One of the premier lovers rock artists to emerge out of Jamaica following the genre's late-'70s/early-'80s boom, Beres Hammond established himself in the mid-'80s and particularly in the '90s with his soul-driven vocal style indebted to classic rocksteady and American R&B. From his early days as lead singer of Zap Pow to chart-topping solo hits like 1985's "What One Dance Can Do" and the massive 1990 dancehall smash "Tempting to Touch," Hammond earned a reputation as romantic frontman, songwriter, and collaborator who could cross over into more socially conscious roots reggae, hip-hop fusion, and straight-ahead R&B. Released in 1996, the Love from a Distance album cemented his status as one of lovers rock's leading men, while later projects like 2012's Grammy-nominated One Love, One Life devoted equal attention to social issues and romantic odes. While his output slowed down over the next several years, Hammond remained a highly respected figure and busy touring act, returning to the studio in 2018 for Never Ending, which topped Billboard's Reggae Albums chart upon its release.

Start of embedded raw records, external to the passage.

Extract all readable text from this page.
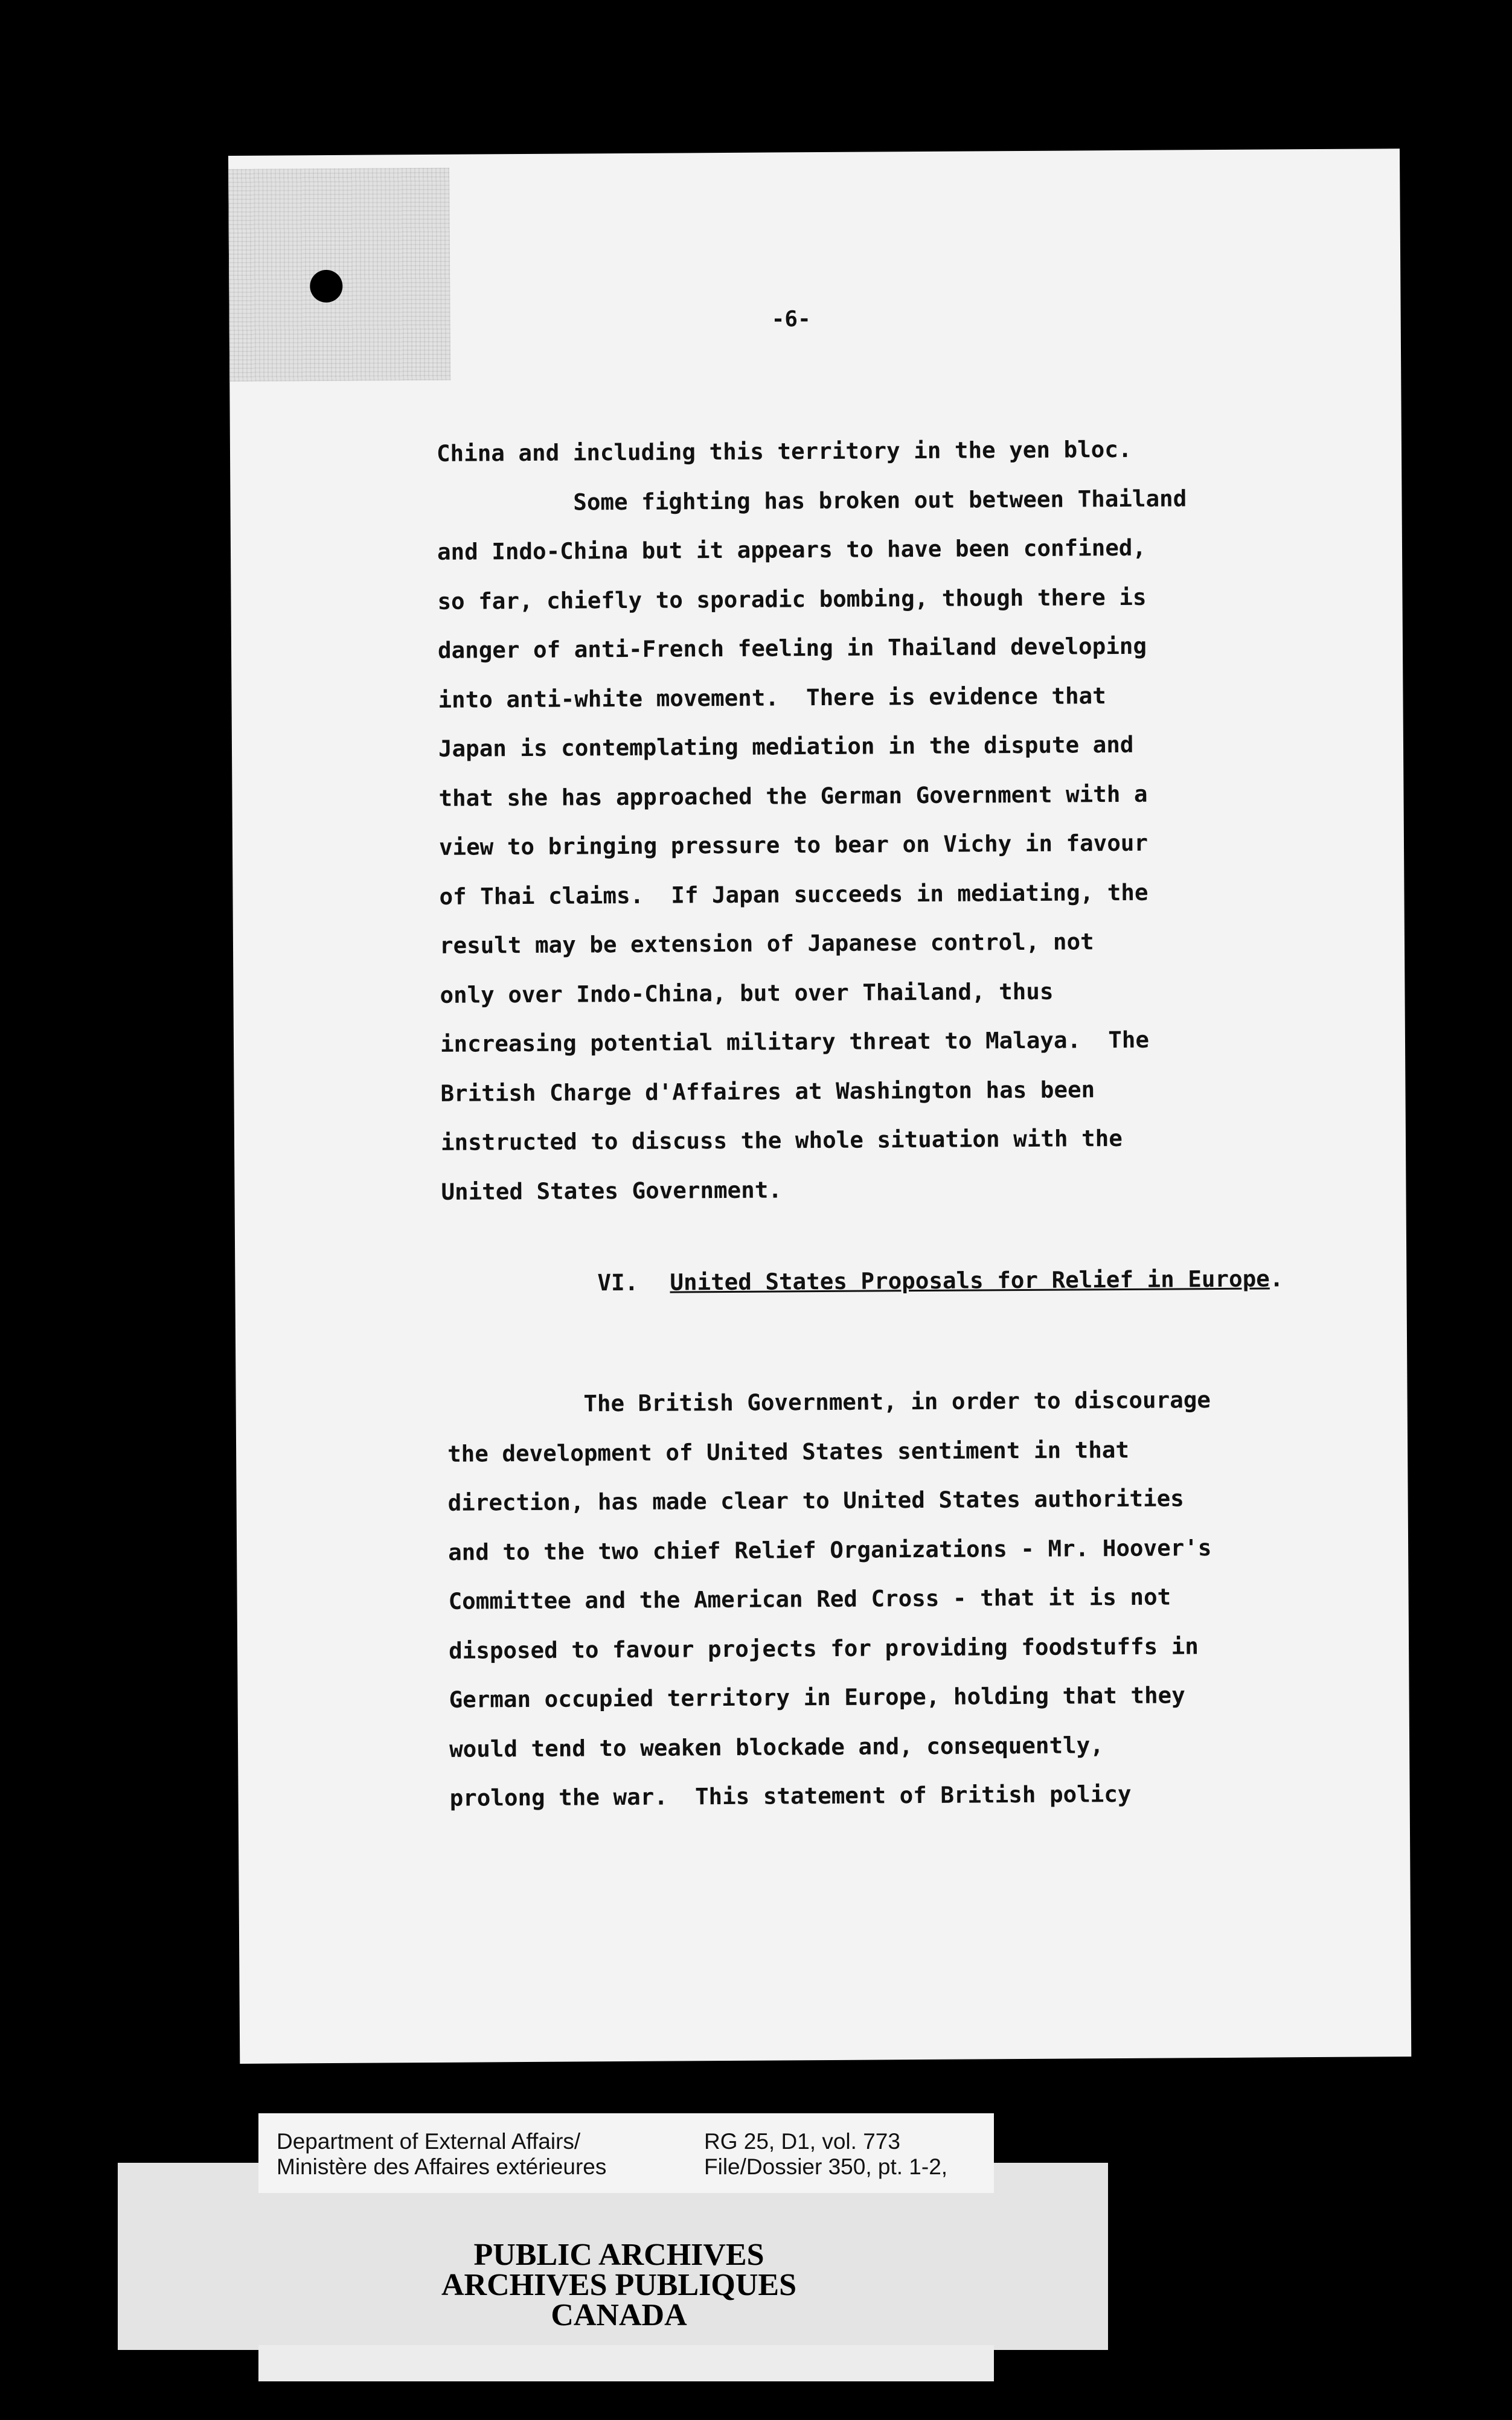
-6-
China and including this territory in the yen bloc.
Some fighting has broken out between Thailand
and Indo-China but it appears to have been confined,
so far, chiefly to sporadic bombing, though there is
danger of anti-French feeling in Thailand developing
into anti-white movement.  There is evidence that
Japan is contemplating mediation in the dispute and
that she has approached the German Government with a
view to bringing pressure to bear on Vichy in favour
of Thai claims.  If Japan succeeds in mediating, the
result may be extension of Japanese control, not
only over Indo-China, but over Thailand, thus
increasing potential military threat to Malaya.  The
British Charge d'Affaires at Washington has been
instructed to discuss the whole situation with the
United States Government.
VI.	United States Proposals for Relief in Europe.
The British Government, in order to discourage
the development of United States sentiment in that
direction, has made clear to United States authorities
and to the two chief Relief Organizations - Mr. Hoover's
Committee and the American Red Cross - that it is not
disposed to favour projects for providing foodstuffs in
German occupied territory in Europe, holding that they
would tend to weaken blockade and, consequently,
prolong the war.  This statement of British policy
Department of External Affairs/
Ministère des Affaires extérieures
RG 25, D1, vol. 773
File/Dossier 350, pt. 1-2,
PUBLIC ARCHIVES
ARCHIVES PUBLIQUES
CANADA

He was born Hugh Beresford Hammond on August 28, 1955, in Annotto Bay, in the Jamaican province of St. Mary. Hammond grew up listening to his father's collection of American R&B (Sam Cooke, Otis Redding, Marvin Gaye) and jazz, and also fell in love with native Jamaican music during the ska and rocksteady eras; his primary influence was Alton Ellis, and he also listened to the likes of Peter Tosh, the Heptones, and Ken Boothe.